Direct access to content
Tuesday, February 1st
With a young population approaching 12 million and a well-developed digital culture, the Paris Region is better connected than any other in the country: cell phone penetration here is 132%, and many of the region's population have more than one contract.
The coverage is total and provided by France's three major global operators: Orange, SFR and Bouygues Telecom.
Naturally, the dense urban fabric and the presence of these major service providers have encouraged the arrival of other key telecoms players, whether global manufacturers, like Alcatel Lucent, Ericsson, Huawei, ZTE, Nokia Siemens, Sagem Wireless and Samsung, or MVNOs, like Virgin and Free... all industry heavyweights.
And this is a growing ecosystem, because a large number of R&D centers have recently been established here as a result of inward investment by companies such as LG Electronics, Microsoft, Huawei and Google. In total, the Paris Region is home to no fewer than 400,000 ICT industry jobs - the highest concentration in Europe - to say nothing of 18,000 researchers and technicians, more than 10 graduate schools and universities training 20,000 students per year in these technologies and 2 global competitiveness clusters: System@tic Paris Region and Cap Digital Paris Region.
It's hardly any coincidence then that this region is a possible host for the Mobile World Congress, the largest global event in the industry. No coincidence either that of the 30 potential host cities, Paris remains in the final 6 at the time this article goes to press. So, will Paris soon be the anointed capital of the mobile world?

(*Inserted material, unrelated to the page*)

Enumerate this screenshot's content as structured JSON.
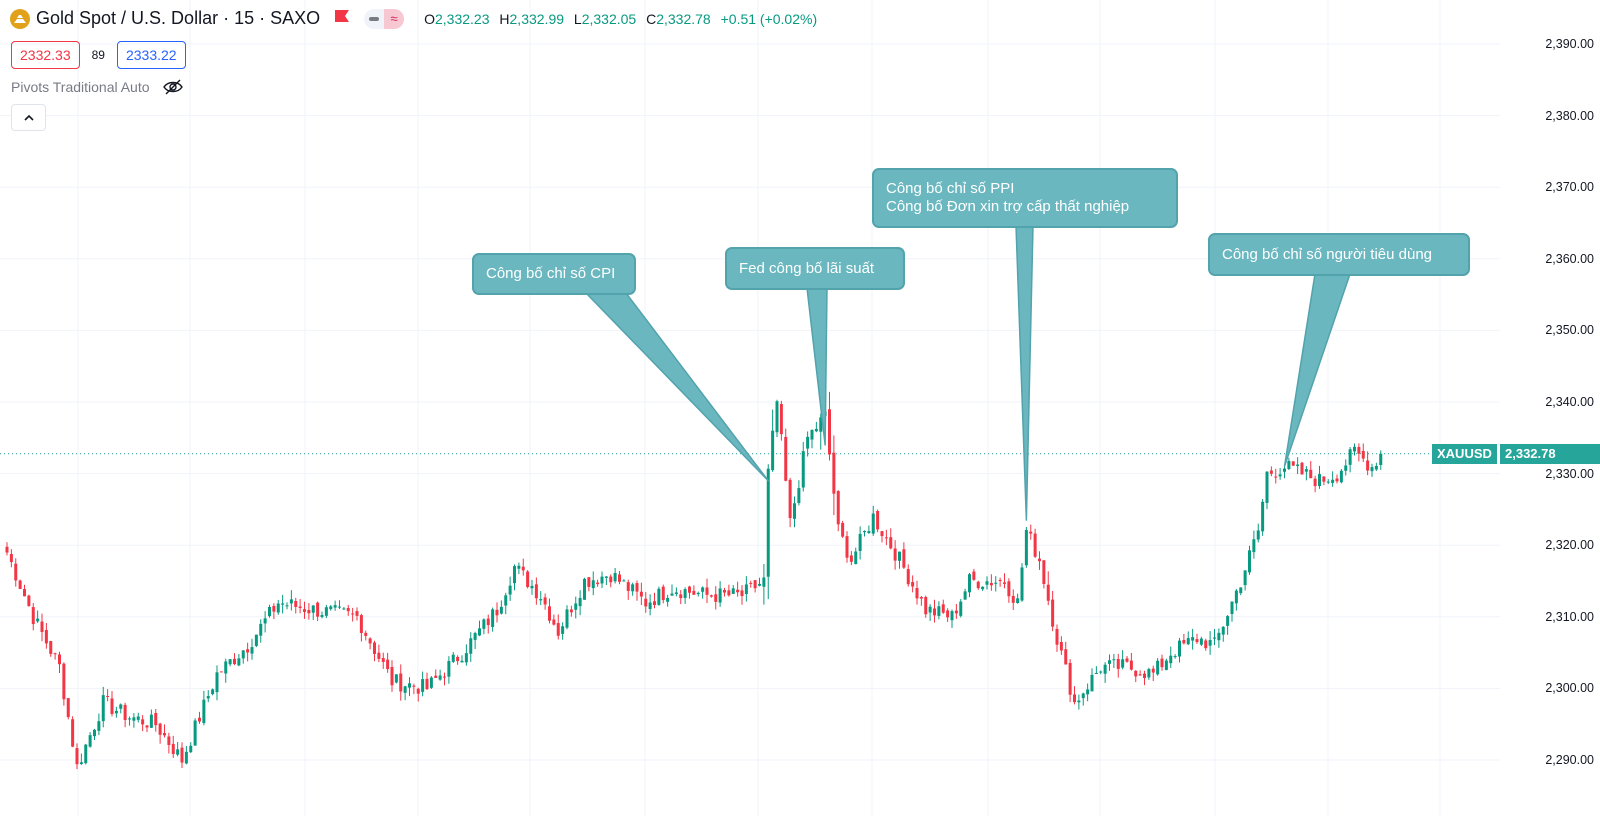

Keeping in touch on the move.
The city's public transit authority - the RATP - is offering two new apps: RATP Lite, which is free and provides users with subway and bus route maps, and RATP Premium (€1), which calculates journey fares and timetables in real time, as well as delivering up-to-date traffic information. All bus and tramway stations now display a flashcode that passengers can photograph for immediate redirection to a webpage that shows what time the next bus or train will arrive. Moreover, the Navigo pass - the annual season ticket card for all public transit services in the Paris Region - also allows cardholders to take bikes from Velib' free bike collection and delivery points: so 1 card + 1 chip + 2 uses = more mobility.
The WiFi oases of Paris
There are more than 400 WiFi access points dotted around Paris where you can log on free of charge to high-speed wireless Internet in the city's parks and gardens, district town halls, museums and all the libraries of the City of Paris. Paris WiFi is freely accessible to all whenever these locations are open to the public. The Paris city website at www.paris.fr offers an interactive map showing all the free WiFi locations around the capital.
French key figures:
There are 62 million French people and 61.5 million contracts covering 56.6 million cell phone customers: that's a penetration rate of 92% .

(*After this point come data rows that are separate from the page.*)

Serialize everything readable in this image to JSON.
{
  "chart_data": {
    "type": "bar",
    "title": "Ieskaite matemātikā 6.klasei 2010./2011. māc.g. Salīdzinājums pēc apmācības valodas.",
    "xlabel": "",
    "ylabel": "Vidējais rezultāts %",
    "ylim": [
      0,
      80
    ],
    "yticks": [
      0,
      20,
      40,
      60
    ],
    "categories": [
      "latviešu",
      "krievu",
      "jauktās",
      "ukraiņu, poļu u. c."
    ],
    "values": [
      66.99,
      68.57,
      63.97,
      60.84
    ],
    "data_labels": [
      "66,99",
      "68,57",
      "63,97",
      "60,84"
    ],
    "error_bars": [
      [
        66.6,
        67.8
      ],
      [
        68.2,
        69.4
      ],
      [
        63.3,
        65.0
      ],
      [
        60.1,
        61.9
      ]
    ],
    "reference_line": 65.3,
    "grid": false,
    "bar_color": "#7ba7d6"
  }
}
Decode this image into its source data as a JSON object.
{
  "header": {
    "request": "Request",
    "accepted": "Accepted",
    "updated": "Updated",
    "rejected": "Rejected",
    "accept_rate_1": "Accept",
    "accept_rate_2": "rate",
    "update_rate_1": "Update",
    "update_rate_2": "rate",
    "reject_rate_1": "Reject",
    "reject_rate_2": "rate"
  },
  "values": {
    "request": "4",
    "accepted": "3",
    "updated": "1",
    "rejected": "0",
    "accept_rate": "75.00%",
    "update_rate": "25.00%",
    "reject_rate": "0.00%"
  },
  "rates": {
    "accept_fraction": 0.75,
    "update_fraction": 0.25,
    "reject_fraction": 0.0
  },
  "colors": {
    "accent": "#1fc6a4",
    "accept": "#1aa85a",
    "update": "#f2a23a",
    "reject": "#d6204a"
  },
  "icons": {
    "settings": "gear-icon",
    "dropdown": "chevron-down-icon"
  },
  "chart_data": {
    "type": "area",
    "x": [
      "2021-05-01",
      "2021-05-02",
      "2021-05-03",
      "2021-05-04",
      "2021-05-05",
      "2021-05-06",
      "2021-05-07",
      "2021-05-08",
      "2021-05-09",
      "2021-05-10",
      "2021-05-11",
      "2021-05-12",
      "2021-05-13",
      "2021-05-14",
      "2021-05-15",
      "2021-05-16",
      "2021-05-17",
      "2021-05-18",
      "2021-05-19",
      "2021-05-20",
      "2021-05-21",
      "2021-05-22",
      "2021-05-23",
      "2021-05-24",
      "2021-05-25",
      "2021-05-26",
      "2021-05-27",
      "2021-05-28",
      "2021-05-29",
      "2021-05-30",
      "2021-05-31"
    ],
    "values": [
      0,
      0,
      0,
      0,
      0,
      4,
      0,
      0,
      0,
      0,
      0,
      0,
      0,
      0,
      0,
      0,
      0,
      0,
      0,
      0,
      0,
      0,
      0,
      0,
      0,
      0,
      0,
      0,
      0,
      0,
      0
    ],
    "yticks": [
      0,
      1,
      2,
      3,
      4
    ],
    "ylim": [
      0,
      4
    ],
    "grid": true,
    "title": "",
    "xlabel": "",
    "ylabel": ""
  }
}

In France, mobile services generate annual revenue of €4.9 billion in a market driven by young people, smartphones and the extraordinary availability of the Internet: 15 years ago, 2% of French people had Internet connections; today, that figure is 74% (40 million people), rising to 99% in the 12-17 age group, within which individuals send an average of 26 texts every day.
Between now and this summer, the country will be allocating its 4G licenses. 4G will deliver much higher bandwidth for mobile communications, thereby encouraging the development of mobile TV, videophone applications and video downloading by cell phones.